What’s your favourite way to slow down?
Walking is probably the main thing for me. Just being outside, moving without a plan, and letting things unfold at their own pace.
Spending time in parks or around nature helps as well—places where things feel a little quieter and less structured. It’s not about doing anything in particular, but rather stepping away from routine and allowing space for ideas to settle and develop.
I’m also a keen swimmer, so on my days off I always start the morning with a long swim. It helps clear my head and leaves me feeling grounded, which means I can usually come straight home and get stuck into making work.

What’s the most memorable book you’ve read in the last few years?
I’m not a big reader, to be honest. The last trilogy I read was “The Hunger Games” - and that was a long time ago!
I prefer films.
What has been the happiest/most rewarding moment of your art career?
One of the most rewarding moments was working on a commission with George Ezra and Sony Music, where I designed a poster for a charity gig supporting “Mind.”
That felt like a really meaningful project—bringing together art and music, which are both really important to me, and contributing to something with a positive impact. Being invited to the show as part of that experience made it even more special and real.

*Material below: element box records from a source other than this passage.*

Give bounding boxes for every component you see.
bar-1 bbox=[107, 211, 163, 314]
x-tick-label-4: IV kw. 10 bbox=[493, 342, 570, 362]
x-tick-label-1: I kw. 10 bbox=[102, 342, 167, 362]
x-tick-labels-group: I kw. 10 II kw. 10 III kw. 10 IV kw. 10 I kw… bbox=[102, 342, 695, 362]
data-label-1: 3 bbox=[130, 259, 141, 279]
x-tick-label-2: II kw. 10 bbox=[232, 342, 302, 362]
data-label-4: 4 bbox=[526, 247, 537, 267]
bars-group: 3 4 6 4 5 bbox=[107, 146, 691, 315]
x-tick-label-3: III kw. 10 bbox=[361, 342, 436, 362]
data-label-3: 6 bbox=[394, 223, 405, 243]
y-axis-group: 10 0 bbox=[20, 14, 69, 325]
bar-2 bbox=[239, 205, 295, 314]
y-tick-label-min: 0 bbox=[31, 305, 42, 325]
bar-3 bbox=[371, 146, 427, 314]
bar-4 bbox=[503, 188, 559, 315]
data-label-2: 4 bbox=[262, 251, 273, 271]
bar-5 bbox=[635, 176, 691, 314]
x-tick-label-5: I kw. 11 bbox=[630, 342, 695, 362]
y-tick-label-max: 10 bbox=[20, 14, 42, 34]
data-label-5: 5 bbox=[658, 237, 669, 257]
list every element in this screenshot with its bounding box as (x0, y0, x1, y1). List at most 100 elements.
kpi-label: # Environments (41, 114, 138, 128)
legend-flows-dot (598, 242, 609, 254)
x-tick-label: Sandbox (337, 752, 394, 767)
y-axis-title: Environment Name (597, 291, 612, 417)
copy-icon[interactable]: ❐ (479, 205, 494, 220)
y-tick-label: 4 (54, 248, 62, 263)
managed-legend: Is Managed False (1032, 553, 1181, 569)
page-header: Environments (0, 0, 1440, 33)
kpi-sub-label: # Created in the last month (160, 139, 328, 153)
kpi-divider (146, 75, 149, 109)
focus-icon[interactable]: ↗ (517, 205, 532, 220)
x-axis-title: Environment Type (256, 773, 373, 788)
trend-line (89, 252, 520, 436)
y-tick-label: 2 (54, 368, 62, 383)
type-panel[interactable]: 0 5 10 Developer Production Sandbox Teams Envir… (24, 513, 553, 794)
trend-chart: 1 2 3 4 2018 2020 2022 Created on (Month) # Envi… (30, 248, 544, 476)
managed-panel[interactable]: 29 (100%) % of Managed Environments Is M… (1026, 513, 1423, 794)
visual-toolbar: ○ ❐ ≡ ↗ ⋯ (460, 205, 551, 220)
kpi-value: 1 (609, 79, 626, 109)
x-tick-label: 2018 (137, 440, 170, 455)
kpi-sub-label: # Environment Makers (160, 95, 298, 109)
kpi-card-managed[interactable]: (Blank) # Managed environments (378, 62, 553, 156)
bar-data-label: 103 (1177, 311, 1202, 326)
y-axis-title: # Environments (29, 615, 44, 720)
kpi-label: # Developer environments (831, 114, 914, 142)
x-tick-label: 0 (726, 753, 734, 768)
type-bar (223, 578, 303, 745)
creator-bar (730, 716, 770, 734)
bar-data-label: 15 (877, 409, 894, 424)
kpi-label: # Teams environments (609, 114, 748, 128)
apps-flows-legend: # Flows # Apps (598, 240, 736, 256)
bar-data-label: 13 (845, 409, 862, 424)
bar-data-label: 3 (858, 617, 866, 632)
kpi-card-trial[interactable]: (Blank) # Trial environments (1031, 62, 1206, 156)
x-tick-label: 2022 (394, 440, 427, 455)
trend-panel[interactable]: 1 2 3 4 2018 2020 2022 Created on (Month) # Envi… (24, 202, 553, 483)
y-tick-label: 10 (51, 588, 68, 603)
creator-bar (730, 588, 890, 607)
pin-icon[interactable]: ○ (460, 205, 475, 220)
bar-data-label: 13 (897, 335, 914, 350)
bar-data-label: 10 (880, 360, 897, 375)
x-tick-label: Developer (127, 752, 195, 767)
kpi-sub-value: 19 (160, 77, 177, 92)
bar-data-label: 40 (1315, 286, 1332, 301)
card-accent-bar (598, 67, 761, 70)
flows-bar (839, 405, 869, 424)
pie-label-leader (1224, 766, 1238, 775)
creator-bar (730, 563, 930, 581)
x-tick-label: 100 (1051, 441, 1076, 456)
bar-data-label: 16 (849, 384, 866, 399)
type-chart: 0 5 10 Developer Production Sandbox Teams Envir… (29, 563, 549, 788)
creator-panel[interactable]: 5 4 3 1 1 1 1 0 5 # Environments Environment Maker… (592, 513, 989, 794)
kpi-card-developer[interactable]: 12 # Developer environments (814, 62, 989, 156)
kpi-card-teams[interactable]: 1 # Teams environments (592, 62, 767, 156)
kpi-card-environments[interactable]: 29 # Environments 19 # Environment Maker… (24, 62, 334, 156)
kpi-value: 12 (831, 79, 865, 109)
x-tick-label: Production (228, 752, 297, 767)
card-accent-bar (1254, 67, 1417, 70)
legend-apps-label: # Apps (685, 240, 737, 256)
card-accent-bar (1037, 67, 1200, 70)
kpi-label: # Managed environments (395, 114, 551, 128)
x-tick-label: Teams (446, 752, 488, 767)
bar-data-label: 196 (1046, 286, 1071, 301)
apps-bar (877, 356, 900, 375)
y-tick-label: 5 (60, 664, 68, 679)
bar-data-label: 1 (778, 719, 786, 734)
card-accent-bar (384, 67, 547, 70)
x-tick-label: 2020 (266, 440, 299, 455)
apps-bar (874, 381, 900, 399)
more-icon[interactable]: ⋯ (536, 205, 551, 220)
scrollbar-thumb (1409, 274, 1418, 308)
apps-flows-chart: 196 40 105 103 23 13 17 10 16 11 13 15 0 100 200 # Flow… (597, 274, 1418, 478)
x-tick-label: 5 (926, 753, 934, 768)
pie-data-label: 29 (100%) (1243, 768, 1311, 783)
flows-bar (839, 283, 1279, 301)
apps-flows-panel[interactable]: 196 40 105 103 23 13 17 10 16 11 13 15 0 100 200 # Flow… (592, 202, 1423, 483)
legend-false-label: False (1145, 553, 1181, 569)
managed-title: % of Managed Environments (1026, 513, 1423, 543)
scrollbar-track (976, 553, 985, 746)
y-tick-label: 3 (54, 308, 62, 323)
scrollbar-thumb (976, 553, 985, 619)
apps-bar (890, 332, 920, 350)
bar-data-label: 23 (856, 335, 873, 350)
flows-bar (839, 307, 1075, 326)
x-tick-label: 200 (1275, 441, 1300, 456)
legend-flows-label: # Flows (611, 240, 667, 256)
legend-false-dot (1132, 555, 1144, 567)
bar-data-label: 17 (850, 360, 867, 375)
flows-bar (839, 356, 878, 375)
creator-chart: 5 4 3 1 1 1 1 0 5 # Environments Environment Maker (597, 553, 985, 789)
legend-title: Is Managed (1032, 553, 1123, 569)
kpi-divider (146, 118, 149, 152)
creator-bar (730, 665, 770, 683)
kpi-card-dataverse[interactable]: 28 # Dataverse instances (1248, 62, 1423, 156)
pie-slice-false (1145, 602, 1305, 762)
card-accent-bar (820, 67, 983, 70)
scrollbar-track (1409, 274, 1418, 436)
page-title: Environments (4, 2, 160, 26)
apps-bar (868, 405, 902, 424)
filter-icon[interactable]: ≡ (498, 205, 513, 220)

How does living in your city influence your work? Is there anything about your city that has defined how or what you create?
Living in a different place almost certainly influences the work, but not in a way I can clearly isolate or describe.
I recently moved to London from Hayling Island, so there’s been a big shift in pace and surroundings. I’m aware that change must be affecting how I see and respond to things, but I don’t experience that influence as something direct or easily traceable within the work itself. Any attempt to define it too clearly would probably oversimplify something much more complex.
Because my process is quite open and experimental, I’m not working from fixed ideas, which makes it difficult to separate where one influence begins or ends. The work develops through a lot of overlapping factors—many of which I’m not fully aware of while I’m making.
So I’d say the city does influence the work, but not in a way I can definitively account for. Part of my process is allowing those influences to exist without needing to fully resolve or explain them. Trying to pin that down too clearly would likely close something off too early.
I’d rather leave that open and let the work develop on its own terms.

What are you most excited/looking forward to this year?
There are several exciting collaborations and partnerships in the works at the moment, all of which seem to be coming together at once. I’m looking forward to seeing how they develop and what opportunities emerge from them.
Alongside a print collaboration with Slowdown Studio, I’m also eagerly awaiting the launch of my blanket design, which was selected as one of the winning entries in the company’s prestigious annual competition last year. This feels particularly significant, as I had been entering the competition for eight years. To finally win among so many talented artists was incredibly rewarding.
More broadly, I hope this year allows me to continue building momentum and move closer to working full-time as an artist and illustrator, while developing my practice further and seeing where it leads me.